A definition of nature. For a young person in Boston, it might be a group of trees in a public park designed by the Olmsted brothers; in Los Angeles, perhaps the wilder places of the Los Angeles County Arboretum. “Oh, nature,” someone wrote to me recently, “it’s everything. Even this hideous carpet came from the earth.”

The experience of nature, though—that’s something else entirely. That has to do with what we think, how we think, the stories we were told, books we’ve read, the world we took in through our senses before we had words. It’s unconscious background. It’s in our hearts.

Recently the poet Mary Oliver was interviewed on National Public Radio. “The woods that I loved as a child are entirely gone. The woods that I loved as a young adult are gone. The woods that I most recently walked in are not gone, but they’re full of bicycle trails,” she said.

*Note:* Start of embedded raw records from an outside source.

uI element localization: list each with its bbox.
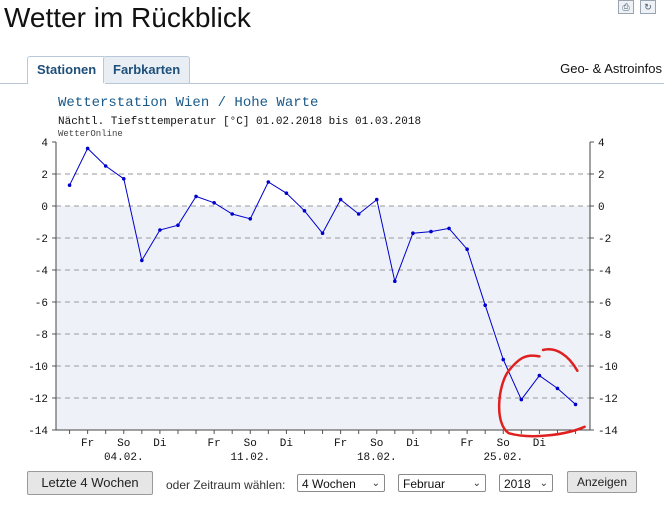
below-zero-area [56,206,590,430]
data-point [320,231,325,235]
temperature-chart: Wetterstation Wien / Hohe Warte Nächtl. … [28,95,618,464]
controls-bar: Letzte 4 Wochen oder Zeitraum wählen: 4 … [0,470,664,496]
data-point [483,303,487,307]
data-point [176,223,180,227]
data-point [573,402,578,407]
highlight-annotation [497,369,586,438]
chart-subtitle: Nächtl. Tiefsttemperatur [°C] 01.02.2018… [58,116,421,128]
data-point [519,397,524,402]
data-point [266,180,271,184]
y-tick-label-right: -4 [598,266,612,278]
data-point [501,357,506,362]
last-4-weeks-button[interactable]: Letzte 4 Wochen [27,471,153,495]
data-point [284,191,289,195]
data-point [194,194,198,199]
y-tick-label-right: -14 [598,426,618,438]
period-label: oder Zeitraum wählen: [166,478,286,492]
data-point [67,183,72,187]
chevron-down-icon: ⌄ [371,478,380,489]
data-point [465,247,469,251]
x-tick-label: Di [406,438,420,450]
data-point [302,209,307,213]
x-tick-label: So [370,438,383,450]
y-tick-label-left: -8 [35,330,48,342]
y-tick-label-right: -8 [598,330,611,342]
tab-stationen[interactable]: Stationen [27,56,107,84]
x-tick-label: Fr [334,438,347,450]
chart-title: Wetterstation Wien / Hohe Warte [58,95,318,111]
data-point [429,229,433,234]
x-tick-label: Fr [461,438,474,450]
month-select[interactable]: Februar ⌄ [398,474,486,492]
data-point [356,212,361,216]
show-button[interactable]: Anzeigen [567,471,637,493]
x-tick-label: Fr [81,438,94,450]
y-tick-label-left: -14 [28,426,48,438]
data-point [338,197,343,202]
y-tick-label-right: -6 [598,298,611,310]
data-point [374,197,379,202]
data-point [447,226,451,231]
data-point [248,217,253,221]
refresh-icon[interactable]: ↻ [640,0,656,14]
y-tick-label-right: 2 [598,170,605,182]
chevron-down-icon: ⌄ [472,478,481,489]
data-point [555,386,560,391]
y-tick-label-right: -12 [598,394,618,406]
data-point [212,201,216,205]
highlight-annotation [507,348,579,373]
y-tick-label-left: 4 [41,138,48,150]
tab-farbkarten[interactable]: Farbkarten [103,56,191,83]
y-tick-label-left: -6 [35,298,48,310]
y-tick-label-right: 4 [598,138,605,150]
chevron-down-icon: ⌄ [539,478,548,489]
y-tick-label-left: -2 [35,234,48,246]
data-point [103,164,108,168]
x-tick-label: Di [533,438,547,450]
y-tick-label-left: -12 [28,394,48,406]
x-date-label: 04.02. [104,452,144,460]
period-select[interactable]: 4 Wochen ⌄ [297,474,385,492]
y-tick-label-right: 0 [598,202,605,214]
x-tick-label: Di [153,438,167,450]
data-point [158,228,162,232]
x-tick-label: So [497,438,510,450]
top-icons: ⎙ ↻ [618,0,656,14]
data-point [411,231,415,235]
y-tick-label-left: 0 [41,202,48,214]
x-tick-label: So [244,438,257,450]
tab-bar: Stationen Farbkarten Geo- & Astroinfos [0,56,664,84]
geo-astroinfos-link[interactable]: Geo- & Astroinfos [560,61,662,76]
x-tick-label: Di [280,438,294,450]
y-tick-label-right: -2 [598,234,611,246]
year-select-value: 2018 [504,477,531,491]
data-point [393,279,397,283]
data-point [85,146,90,151]
x-tick-label: Fr [208,438,221,450]
page-title: Wetter im Rückblick [4,2,251,33]
data-point [230,212,234,216]
chart-container: Wetterstation Wien / Hohe Warte Nächtl. … [0,84,664,464]
y-tick-label-left: -4 [35,266,49,278]
year-select[interactable]: 2018 ⌄ [499,474,553,492]
period-select-value: 4 Wochen [302,477,356,491]
x-tick-label: So [117,438,130,450]
x-date-label: 18.02. [357,452,397,460]
data-point [537,373,542,378]
print-icon[interactable]: ⎙ [618,0,634,14]
y-tick-label-right: -10 [598,362,618,374]
y-tick-label-left: 2 [41,170,48,182]
data-point [140,258,144,263]
x-date-label: 25.02. [483,452,523,460]
month-select-value: Februar [403,477,446,491]
data-point [121,177,126,181]
y-tick-label-left: -10 [28,362,48,374]
chart-source: WetterOnline [58,129,123,139]
x-date-label: 11.02. [230,452,270,460]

Then the wild online rumpus began. She was cheered, and also excoriated, especially by bicyclists. “Not everyone in the woods is looking for the same experience as Oliver,” one writer began. In the end, upset, he snapped off the radio.

Nature: the word is complex and ever changing across generations, cultures, geography. Your definition frames how you look at the world, how and where you choose to live, and what you think of when you think of a garden. Understanding it is a task of a lifetime.

I can tell you that in the time of the harvest moon on that catamaran in Kachemak Bay with my beloved daughter, I was close. Really close.